Il traditore: Bellocchio e il melodramma di Cosa Nostra
La mafia? Non esiste. Però c’è Cosa nostra: ed è un grande melodramma. Te ne accorgi quando Bellocchio spara il Va’ pensiero a tutto volume mentre il giudice del maxi processo scandisce le condanne e i nomi degli imputati scorrono in sovrimpressione. E’ una delle sequenze più potenti del film, tesissimo, spettacolare, bello veramente, che il regista piacentino ha dedicato al “pentito” Tommaso Buscetta, un uomo che aveva un sogno: morire nel suo letto. E’ grande cinema e lo si capisce sin da subito, dalla prima mezz’ora quasi scorsesiana (tra balli, feste e omicidi) e poi avanti, tra innesti onirici rischiosi ma che invece funzionano alle perfezione (quel funerale da vivo, ma anche Andreotti che esce in mutande dal negozio del sarto...), flashback rivelatori (di un’educazione criminale, soprattutto), insopportabili sensi di colpa degni della tragedia classica che ne fanno uno spaccato rigoroso e insieme mitologico della recente storia italiana. Come ne “I pugni in tasca” (l’esordio di 54 anni fa), come in tutto il suo cinema, è ancora la famiglia a finire alla sbarra: in questo caso quella “mafiosa” (ma non solo), comunque violata, sempre disfunzionale.
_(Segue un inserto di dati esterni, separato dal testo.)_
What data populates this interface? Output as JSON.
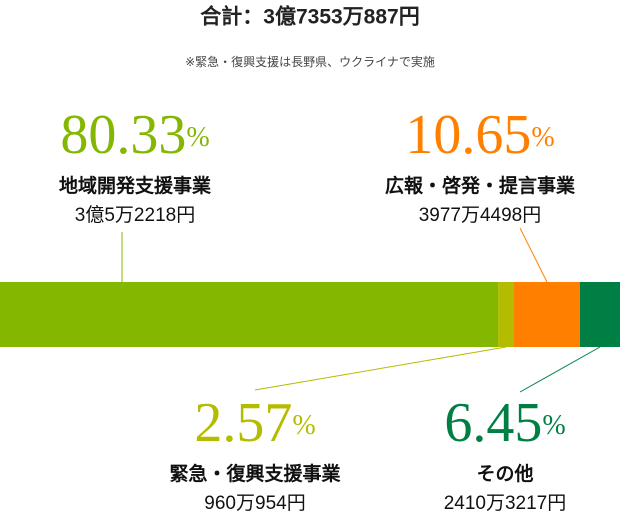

Un film, “Il traditore”, dove Bellocchio, lucido e vitalissimo nei suoi (quasi) 80 anni, recupera la grande tradizione del cinema civile italiano e tra un Falcone (finto) e un Borsellino (vero), costruisce sul volto di un bravissimo Pierfrancesco Favino -a cui ora sarà complicato non dare un premio -, il ritratto di un italiano vero.